Each of us has someone who helps set our path for us. Some of the time this is good, other times it is not. I was blessed to have the best woman I have ever known be my grandmother.
Nana was strong, opinionated, talented, brave and Godly. She was a woman before her time, graduating high school at 15 and college at 17, in 1928. She married my grandfather two years after and spent her life as an "Army Wife". She lived through the good and prayed through the bad. In her 50's she was widowed, and although she lived to 86, she never remarried. She could cook, garden, quilt, tumble gemstones and with a hug make everything feel better.
She did not like me when I was an older child and teenager. I was strong willed and didn't do things as she would have had me (or looking back, as I would have had me) do them. Yet, I never felt that I was not loved by her. She was honest with me and willing to tell me when she thought I was wrong and why. To date, the most profound moment of my life happened when I was 21 and she told me, "I didn't use to like you, I loved you, but I didn't like you.

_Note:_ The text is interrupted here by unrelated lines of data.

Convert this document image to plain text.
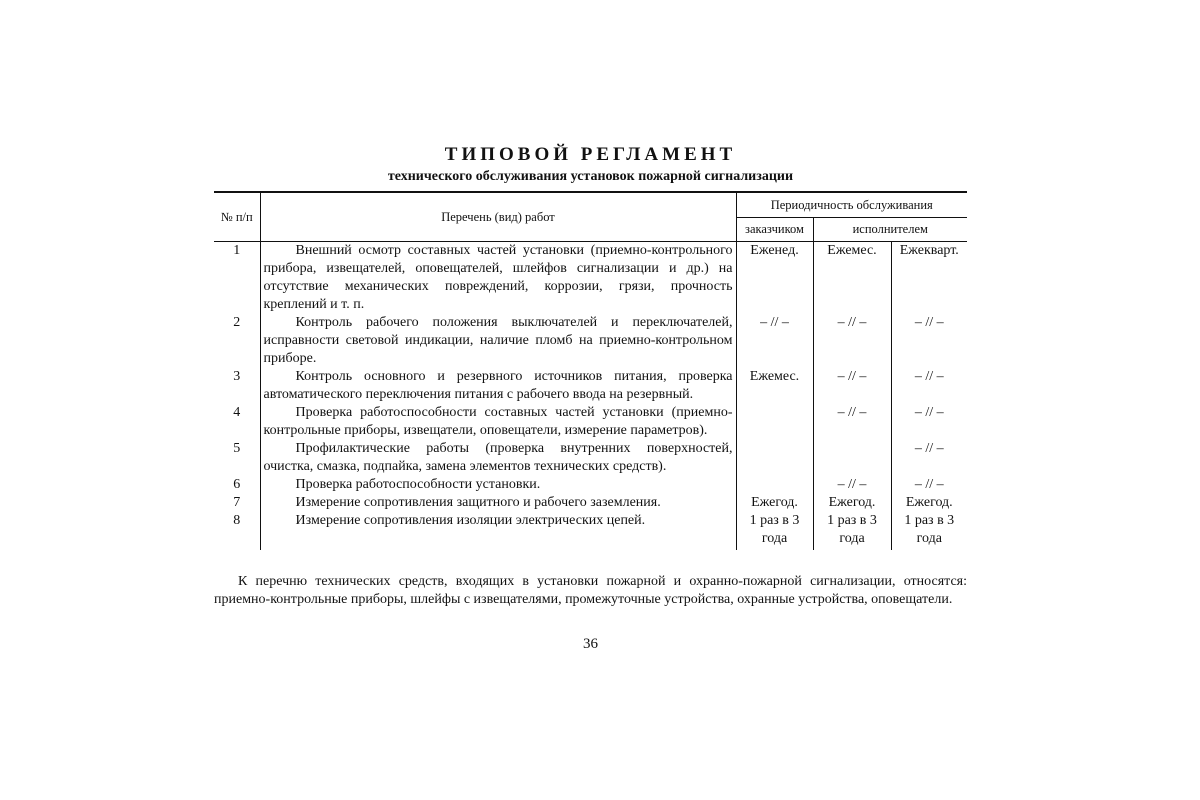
ТИПОВОЙ РЕГЛАМЕНТ
технического обслуживания установок пожарной сигнализации
№ п/п	Перечень (вид) работ	Периодичность обслуживания		
		заказчиком	исполнителем	
1	Внешний осмотр составных частей установки (приемно-контрольного прибора, извещателей, оповещателей, шлейфов сигнализации и др.) на отсутствие механических повреждений, коррозии, грязи, прочность креплений и т. п.	Еженед.	Ежемес.	Ежекварт.
2	Контроль рабочего положения выключателей и переключателей, исправности световой индикации, наличие пломб на приемно-контрольном приборе.	– // –	– // –	– // –
3	Контроль основного и резервного источников питания, проверка автоматического переключения питания с рабочего ввода на резервный.	Ежемес.	– // –	– // –
4	Проверка работоспособности составных частей установки (приемно-контрольные приборы, извещатели, оповещатели, измерение параметров).		– // –	– // –
5	Профилактические работы (проверка внутренних поверхностей, очистка, смазка, подпайка, замена элементов технических средств).			– // –
6	Проверка работоспособности установки.		– // –	– // –
7	Измерение сопротивления защитного и рабочего заземления.	Ежегод.	Ежегод.	Ежегод.
8	Измерение сопротивления изоляции электрических цепей.	1 раз в 3 года	1 раз в 3 года	1 раз в 3 года
К перечню технических средств, входящих в установки пожарной и охранно-пожарной сигнализации, относятся: приемно-контрольные приборы, шлейфы с извещателями, промежуточные устройства, охранные устройства, оповещатели.
36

Now, I like you and I am proud that you are my granddaughter." The words still sting because I understand the meaning, but they make me aware of my personal journey and the woman that I have become.
Nana is why I quilt, she is why I continue to attempt to garden and she is why I try to keep my mouth closed when I want to lash out. She was a lady until the day she died and I want nothing more than to be like her. If I was recognized as a woman of her caliber, it would be saying a lot. I told her when I was 18 that I wanted to be "Susie Homemaker", the next Christmas she gave me an entire set of cookbooks. She told me that I would need the right tools if I wanted to be "Susie Homemaker". Nana listened.
These last few days, I have thought about Nana quite a bit. I think it is because she has been gone for two and a half years and so much in my life has changed. So much more is going to change, though. My mother, her daughter, is dealing with very serious health issues and Nana always seemed to have an inner strength that calmed us all. She is not here to do that now. I have to find a way to calm myself and to remains strong for my family and I am terrified that I will fail at this. I find myself wanting to retreat into my own home and ignore the life that is going on around me, but I know that this would not be living up to my grandmother's example. So now, I must pray through the bad.
For anyone reading, the best piece of advice I have ever heard came from Nana after she had been placed in Hospice. When asked what lesson was the most important in her life, she told us, "Never say anything intentionally meant to hurt another person, our words hurt others enough when we don't try."